# Bundesregierung will Abo-Fallen mit "Button-Lösung" stoppen



## sascha (24 August 2011)

*Die Bundesregierung hat einen Gesetzentwurf vorgelegt, mit dem Abofallen im Internet gestoppt werden sollen. Verbraucher sollen demnach künftig per Knopfdruck den Abschluss kostenpflichtiger Verträge bestätigen.*

http://www.computerbetrug.de/nachri...abo-fallen-mit-button-loesung-stoppen-110824/


----------



## dvill (24 August 2011)

http://www.badische-zeitung.de/nach...en-abofallen-steht-eine-person--48678847.html


> Hinter vielen Abofallen steht eine Person


Irgendwie irre. Warum wendet man nicht einfach bestehende Gesetze an?


----------



## Heiko (24 August 2011)

dvill schrieb:


> http://www.badische-zeitung.de/nach...en-abofallen-steht-eine-person--48678847.html
> 
> Irgendwie irre. Warum wendet man nicht einfach bestehende Gesetze an?


Wir kaufen auch kein funktionierendes Maut-System aus dem Ausland. Einfache Lösungen sind in Deutschland nicht erwünscht.


----------



## sascha (24 August 2011)

Ich sage nur:



> Aus einem dritten Grund ist die neue Knopf-Lösung im Grunde unnötig: Die Rechtslage ist nämlich schon heute eindeutig. Wer die Kostenpflicht seines Angebots im Internet versteckt, hat keinen Anspruch auf Bezahlung. Das ist so, das war immer so - und es ist auch den Tätern bewusst. Zugute kam den Abofallen im Internet also nicht etwa eine rechtliche Grauzone; das eigentliche Problem war, dass die Täter und ihre Komplizen bei ihren Opfern eine kaum noch auszuhaltende Droh- und Druckkulisse aufbauen durften. (...) Politik und Justiz sahen - und sehen - diesem Treiben bis heute tatenlos zu. Und die Gerichte, die für die Zulassung von Inkassobüros zuständig sind, bekleckern sich auch nicht mit Ruhm wenn es darum geht, die schwarzen Schafe der Branche zu stoppen.

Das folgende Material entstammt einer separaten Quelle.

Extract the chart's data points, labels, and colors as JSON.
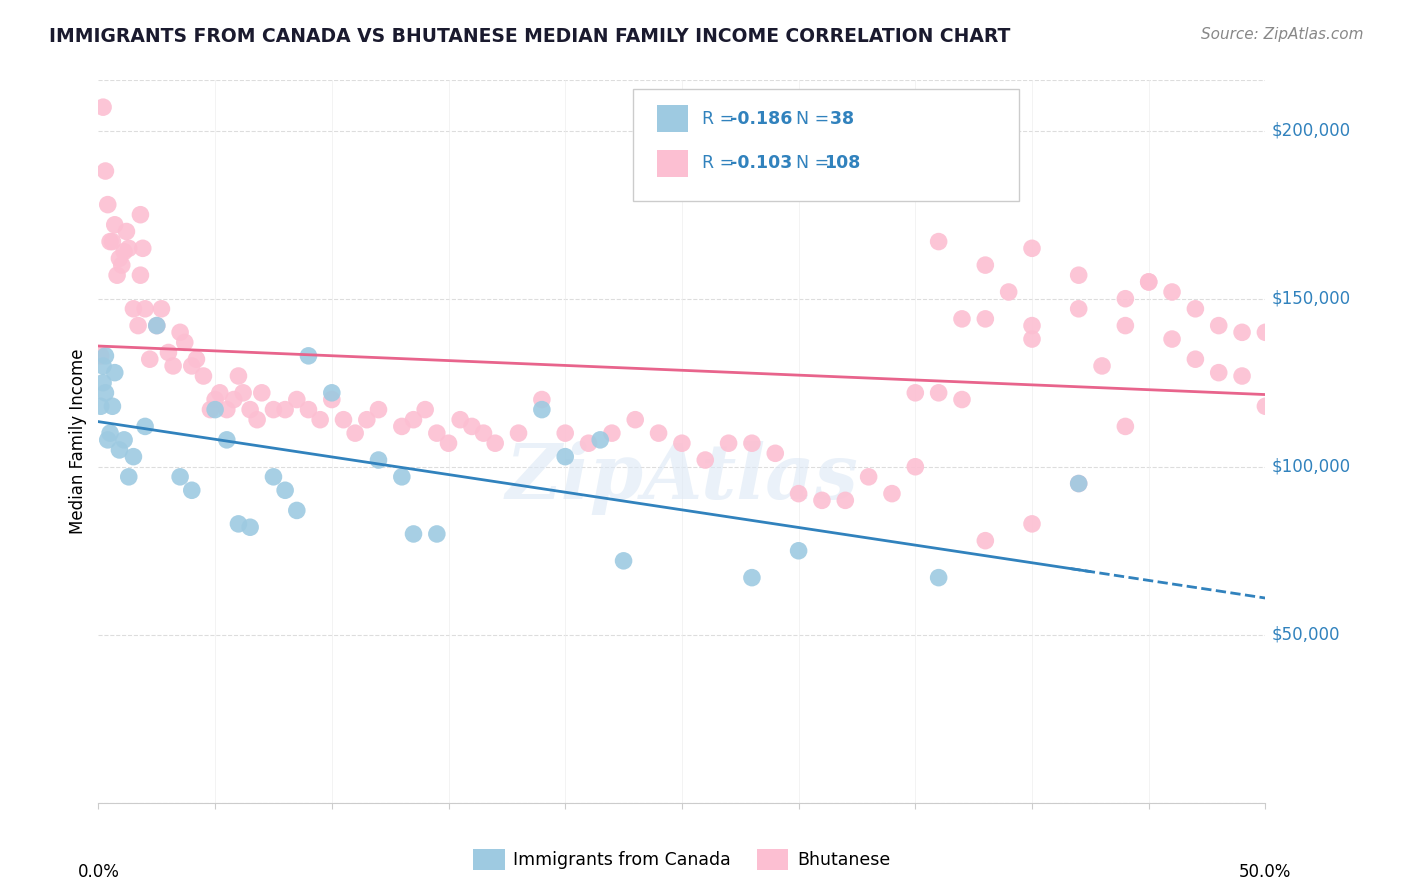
{
  "title": "IMMIGRANTS FROM CANADA VS BHUTANESE MEDIAN FAMILY INCOME CORRELATION CHART",
  "source": "Source: ZipAtlas.com",
  "ylabel": "Median Family Income",
  "yticks": [
    0,
    50000,
    100000,
    150000,
    200000
  ],
  "ytick_labels": [
    "",
    "$50,000",
    "$100,000",
    "$150,000",
    "$200,000"
  ],
  "xlim": [
    0.0,
    0.5
  ],
  "ylim": [
    0,
    215000
  ],
  "blue_color": "#9ecae1",
  "pink_color": "#fcbfd2",
  "blue_line_color": "#3182bd",
  "pink_line_color": "#e8648c",
  "watermark": "ZipAtlas",
  "blue_scatter_x": [
    0.001,
    0.002,
    0.002,
    0.003,
    0.003,
    0.004,
    0.005,
    0.006,
    0.007,
    0.009,
    0.011,
    0.013,
    0.015,
    0.02,
    0.025,
    0.035,
    0.04,
    0.05,
    0.055,
    0.06,
    0.065,
    0.075,
    0.08,
    0.085,
    0.09,
    0.1,
    0.12,
    0.13,
    0.135,
    0.145,
    0.19,
    0.2,
    0.215,
    0.225,
    0.28,
    0.3,
    0.36,
    0.42
  ],
  "blue_scatter_y": [
    118000,
    130000,
    125000,
    133000,
    122000,
    108000,
    110000,
    118000,
    128000,
    105000,
    108000,
    97000,
    103000,
    112000,
    142000,
    97000,
    93000,
    117000,
    108000,
    83000,
    82000,
    97000,
    93000,
    87000,
    133000,
    122000,
    102000,
    97000,
    80000,
    80000,
    117000,
    103000,
    108000,
    72000,
    67000,
    75000,
    67000,
    95000
  ],
  "pink_scatter_x": [
    0.001,
    0.002,
    0.003,
    0.004,
    0.005,
    0.006,
    0.007,
    0.008,
    0.009,
    0.01,
    0.011,
    0.012,
    0.013,
    0.015,
    0.017,
    0.018,
    0.018,
    0.019,
    0.02,
    0.022,
    0.025,
    0.027,
    0.03,
    0.032,
    0.035,
    0.037,
    0.04,
    0.042,
    0.045,
    0.048,
    0.05,
    0.052,
    0.055,
    0.058,
    0.06,
    0.062,
    0.065,
    0.068,
    0.07,
    0.075,
    0.08,
    0.085,
    0.09,
    0.095,
    0.1,
    0.105,
    0.11,
    0.115,
    0.12,
    0.13,
    0.135,
    0.14,
    0.145,
    0.15,
    0.155,
    0.16,
    0.165,
    0.17,
    0.18,
    0.19,
    0.2,
    0.21,
    0.22,
    0.23,
    0.24,
    0.25,
    0.26,
    0.27,
    0.28,
    0.29,
    0.3,
    0.31,
    0.32,
    0.33,
    0.34,
    0.35,
    0.36,
    0.37,
    0.38,
    0.39,
    0.4,
    0.42,
    0.44,
    0.45,
    0.46,
    0.47,
    0.48,
    0.49,
    0.5,
    0.38,
    0.4,
    0.42,
    0.44,
    0.46,
    0.47,
    0.48,
    0.49,
    0.5,
    0.36,
    0.38,
    0.4,
    0.42,
    0.44,
    0.35,
    0.37,
    0.4,
    0.43,
    0.45
  ],
  "pink_scatter_y": [
    133000,
    207000,
    188000,
    178000,
    167000,
    167000,
    172000,
    157000,
    162000,
    160000,
    164000,
    170000,
    165000,
    147000,
    142000,
    157000,
    175000,
    165000,
    147000,
    132000,
    142000,
    147000,
    134000,
    130000,
    140000,
    137000,
    130000,
    132000,
    127000,
    117000,
    120000,
    122000,
    117000,
    120000,
    127000,
    122000,
    117000,
    114000,
    122000,
    117000,
    117000,
    120000,
    117000,
    114000,
    120000,
    114000,
    110000,
    114000,
    117000,
    112000,
    114000,
    117000,
    110000,
    107000,
    114000,
    112000,
    110000,
    107000,
    110000,
    120000,
    110000,
    107000,
    110000,
    114000,
    110000,
    107000,
    102000,
    107000,
    107000,
    104000,
    92000,
    90000,
    90000,
    97000,
    92000,
    100000,
    122000,
    144000,
    144000,
    152000,
    142000,
    147000,
    142000,
    155000,
    152000,
    147000,
    142000,
    140000,
    140000,
    78000,
    83000,
    95000,
    112000,
    138000,
    132000,
    128000,
    127000,
    118000,
    167000,
    160000,
    165000,
    157000,
    150000,
    122000,
    120000,
    138000,
    130000,
    155000
  ]
}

http://www.augsburger-allgemeine.de...im-Internet-Eine-Mogelpackung-id16428686.html


----------



## ... (28 August 2011)

http://www.abzocker24.de/2011/08/28/pressestatement-mehr-schutz-vor-abzocke-im-internet/

Dümmer gehts nümmer


----------



## jupp11 (19 Oktober 2011)

http://www.mdr.de/escher/internetfalle100.html


> Escher | 13.10.2011 | 20:15 Uhr : Internet-Bluff - Viel Geld für null Informationen
> ....
> Warum reagierte die Bundesregierung erst jetzt?
> Die Schaffung von Gesetzen und Richtlinien ist ein langwieriger Prozess. Die Bundesregierung ist mit der Umsetzung der Buttonlösung im kommenden Jahr sogar verhältnismäßig schnell. Das Europäische Parlament hat den Zeitrahmen für das Inkrafttreten der Buttonlösung bis Ende 2013 gesetzt. In diesem Zusammenhang sollte man bedenken, dass ein Alleingang der Bundesregierung früher wohl nicht den gewünschten Erfolg gebracht hätte, da dann Angebote aus den europäischen Nachbarstaaten nicht erfasst worden wären.

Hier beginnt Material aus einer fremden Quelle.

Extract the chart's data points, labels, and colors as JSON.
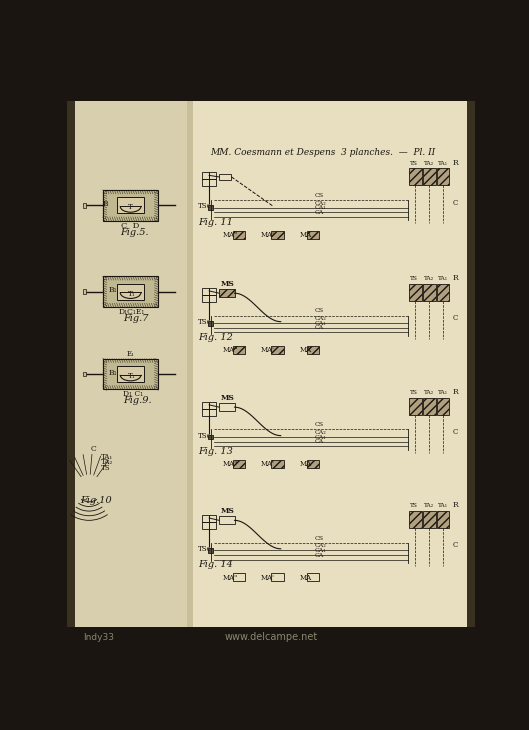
{
  "page_bg": "#e8dfc0",
  "left_bg": "#d8cfae",
  "dark_bg": "#1a1510",
  "line_color": "#1a1510",
  "header_text": "MM. Coesmann et Despens",
  "header_right": "3 planches.  —  Pl. II",
  "watermark": "www.delcampe.net",
  "watermark2": "Indy33",
  "hatch_fill": "#9a8a6a",
  "parchment": "#e2d8b8"
}
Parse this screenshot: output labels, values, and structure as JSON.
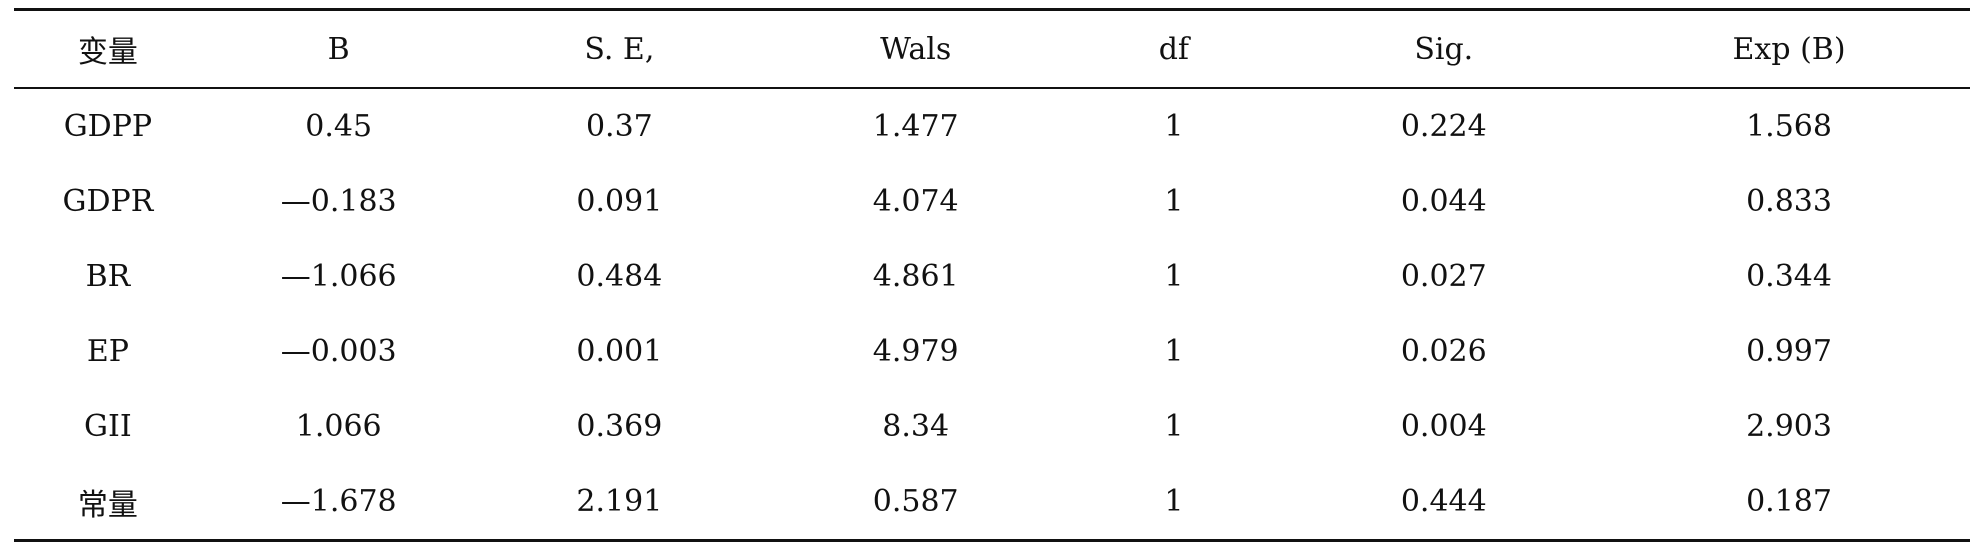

Einen größeren Schwachsinn   kann man wohl kaum von sich geben. In anderen Ländern gibt es das Problem Abofalle nicht. Woher die Angebote kommen ist dabei völlig wurscht. 

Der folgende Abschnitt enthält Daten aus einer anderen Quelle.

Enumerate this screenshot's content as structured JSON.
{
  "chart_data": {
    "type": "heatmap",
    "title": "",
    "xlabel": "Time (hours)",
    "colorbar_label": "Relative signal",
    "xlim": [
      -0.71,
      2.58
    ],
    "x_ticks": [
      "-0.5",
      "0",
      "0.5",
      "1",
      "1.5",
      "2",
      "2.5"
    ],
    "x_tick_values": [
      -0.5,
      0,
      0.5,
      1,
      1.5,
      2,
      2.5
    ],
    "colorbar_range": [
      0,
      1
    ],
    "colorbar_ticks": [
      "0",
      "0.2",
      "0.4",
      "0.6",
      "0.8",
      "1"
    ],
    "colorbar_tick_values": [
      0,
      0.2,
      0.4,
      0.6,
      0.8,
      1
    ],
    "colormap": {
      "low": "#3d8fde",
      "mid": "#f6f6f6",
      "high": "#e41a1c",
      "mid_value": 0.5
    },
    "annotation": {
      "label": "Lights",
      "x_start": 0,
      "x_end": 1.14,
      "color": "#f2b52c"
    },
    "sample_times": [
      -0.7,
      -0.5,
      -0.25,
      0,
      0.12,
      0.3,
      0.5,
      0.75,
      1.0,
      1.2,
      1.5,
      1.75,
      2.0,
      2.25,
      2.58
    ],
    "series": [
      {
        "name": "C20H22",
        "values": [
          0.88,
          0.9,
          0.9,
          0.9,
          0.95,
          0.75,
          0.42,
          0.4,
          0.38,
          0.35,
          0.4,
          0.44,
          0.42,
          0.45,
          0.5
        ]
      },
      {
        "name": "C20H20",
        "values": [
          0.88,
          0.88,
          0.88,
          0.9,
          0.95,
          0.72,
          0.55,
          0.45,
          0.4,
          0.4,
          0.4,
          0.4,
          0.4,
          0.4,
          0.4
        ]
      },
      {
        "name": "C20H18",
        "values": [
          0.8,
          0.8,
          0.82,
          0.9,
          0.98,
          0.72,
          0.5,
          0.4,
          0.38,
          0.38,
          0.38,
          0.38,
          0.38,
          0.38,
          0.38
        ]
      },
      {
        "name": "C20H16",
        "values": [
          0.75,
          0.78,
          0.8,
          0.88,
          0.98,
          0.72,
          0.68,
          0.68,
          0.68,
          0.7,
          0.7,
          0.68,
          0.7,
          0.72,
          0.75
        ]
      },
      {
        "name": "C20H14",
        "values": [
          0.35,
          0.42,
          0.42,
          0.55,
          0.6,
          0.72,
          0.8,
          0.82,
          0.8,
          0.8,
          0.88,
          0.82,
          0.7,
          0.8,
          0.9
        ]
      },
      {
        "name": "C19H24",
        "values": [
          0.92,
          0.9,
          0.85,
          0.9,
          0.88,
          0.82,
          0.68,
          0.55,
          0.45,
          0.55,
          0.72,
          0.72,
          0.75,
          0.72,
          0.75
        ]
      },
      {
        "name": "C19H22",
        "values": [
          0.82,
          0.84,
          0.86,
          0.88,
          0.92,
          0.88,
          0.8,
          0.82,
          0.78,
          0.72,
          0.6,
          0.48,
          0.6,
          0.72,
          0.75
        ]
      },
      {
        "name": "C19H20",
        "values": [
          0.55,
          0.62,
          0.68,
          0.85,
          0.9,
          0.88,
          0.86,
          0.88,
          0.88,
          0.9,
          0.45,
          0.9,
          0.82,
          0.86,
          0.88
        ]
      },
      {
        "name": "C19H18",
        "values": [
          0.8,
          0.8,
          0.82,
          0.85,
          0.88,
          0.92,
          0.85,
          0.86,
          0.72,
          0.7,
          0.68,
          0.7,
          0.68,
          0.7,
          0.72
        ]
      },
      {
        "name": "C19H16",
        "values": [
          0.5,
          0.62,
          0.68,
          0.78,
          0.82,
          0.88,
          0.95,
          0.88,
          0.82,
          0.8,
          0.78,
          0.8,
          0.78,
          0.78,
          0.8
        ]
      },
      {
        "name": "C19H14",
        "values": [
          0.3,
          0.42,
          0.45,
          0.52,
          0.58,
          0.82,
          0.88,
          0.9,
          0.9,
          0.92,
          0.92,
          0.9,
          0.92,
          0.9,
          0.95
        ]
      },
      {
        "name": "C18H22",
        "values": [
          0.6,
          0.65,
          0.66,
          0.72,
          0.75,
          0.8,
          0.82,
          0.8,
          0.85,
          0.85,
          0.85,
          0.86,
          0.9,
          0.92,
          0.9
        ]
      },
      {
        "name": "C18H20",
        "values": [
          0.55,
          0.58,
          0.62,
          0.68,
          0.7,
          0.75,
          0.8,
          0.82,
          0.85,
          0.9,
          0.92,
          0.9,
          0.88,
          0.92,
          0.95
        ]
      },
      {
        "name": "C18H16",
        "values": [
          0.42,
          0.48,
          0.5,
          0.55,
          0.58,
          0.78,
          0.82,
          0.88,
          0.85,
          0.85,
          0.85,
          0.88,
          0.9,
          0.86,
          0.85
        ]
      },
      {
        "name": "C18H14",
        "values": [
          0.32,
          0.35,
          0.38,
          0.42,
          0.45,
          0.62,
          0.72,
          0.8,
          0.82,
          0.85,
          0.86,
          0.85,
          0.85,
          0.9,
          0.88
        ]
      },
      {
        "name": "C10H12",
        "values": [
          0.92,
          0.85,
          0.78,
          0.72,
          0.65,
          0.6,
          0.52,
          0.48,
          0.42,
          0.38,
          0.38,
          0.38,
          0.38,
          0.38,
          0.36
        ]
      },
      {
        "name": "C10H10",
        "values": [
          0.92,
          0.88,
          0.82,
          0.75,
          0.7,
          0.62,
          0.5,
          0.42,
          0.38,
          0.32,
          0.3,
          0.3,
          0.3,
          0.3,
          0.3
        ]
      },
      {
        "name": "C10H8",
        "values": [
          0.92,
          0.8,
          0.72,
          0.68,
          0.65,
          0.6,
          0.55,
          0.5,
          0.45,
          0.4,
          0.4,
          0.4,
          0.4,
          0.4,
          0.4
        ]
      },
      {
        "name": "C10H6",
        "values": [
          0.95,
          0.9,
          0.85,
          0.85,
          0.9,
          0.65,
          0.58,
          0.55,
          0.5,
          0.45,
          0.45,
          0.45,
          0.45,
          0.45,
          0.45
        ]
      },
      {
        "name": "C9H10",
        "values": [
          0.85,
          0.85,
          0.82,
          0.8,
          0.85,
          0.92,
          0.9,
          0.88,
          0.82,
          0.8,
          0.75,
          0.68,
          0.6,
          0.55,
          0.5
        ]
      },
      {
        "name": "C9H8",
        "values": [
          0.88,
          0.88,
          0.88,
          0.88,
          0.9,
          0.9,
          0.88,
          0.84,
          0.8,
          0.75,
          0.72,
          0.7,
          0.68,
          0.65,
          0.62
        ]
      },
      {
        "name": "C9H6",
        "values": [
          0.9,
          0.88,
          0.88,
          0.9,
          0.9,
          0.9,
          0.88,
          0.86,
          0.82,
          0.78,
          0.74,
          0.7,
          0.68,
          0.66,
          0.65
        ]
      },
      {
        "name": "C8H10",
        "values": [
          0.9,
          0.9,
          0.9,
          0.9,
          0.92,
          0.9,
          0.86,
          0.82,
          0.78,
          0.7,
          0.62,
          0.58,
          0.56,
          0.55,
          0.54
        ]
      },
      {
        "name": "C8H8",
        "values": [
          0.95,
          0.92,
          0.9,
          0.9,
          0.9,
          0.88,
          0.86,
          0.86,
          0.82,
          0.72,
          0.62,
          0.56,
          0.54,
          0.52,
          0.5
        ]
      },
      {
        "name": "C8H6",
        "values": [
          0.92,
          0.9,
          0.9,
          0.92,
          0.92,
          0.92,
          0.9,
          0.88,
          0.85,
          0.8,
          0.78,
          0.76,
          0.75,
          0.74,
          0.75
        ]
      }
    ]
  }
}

Herrn Escher sollte man diesen Artikel zur Pflichtlektüre verordnen, bevor er sich wieder zu dem Thema äüßert:
http://www.antispam-ev.de/news/?/ar...-ist-ein-Abzockerparadies.-Wie-kommt-das.html


----------



## Heiko (19 Oktober 2011)

Man will ja auch nicht mit der Tradition brechen, nur geringe, rein kosmetische Änderungen durchzusetzen.


----------



## jupp11 (26 Oktober 2011)

http://www.crn.de/service/recht/artikel-92846.html


> Dass solche versteckte Kosten im Netz inzwischen ein ernsthaftes Problem sind, hat jetzt *auch*
> die Bundesregierung erkannt.


Ein Groschen ist ja auch kein Düsenjäger und  nach fast sieben Jahren Nutzlosabzocke  ist das für eine 
Bundesregierung schon  fast überschallschnell.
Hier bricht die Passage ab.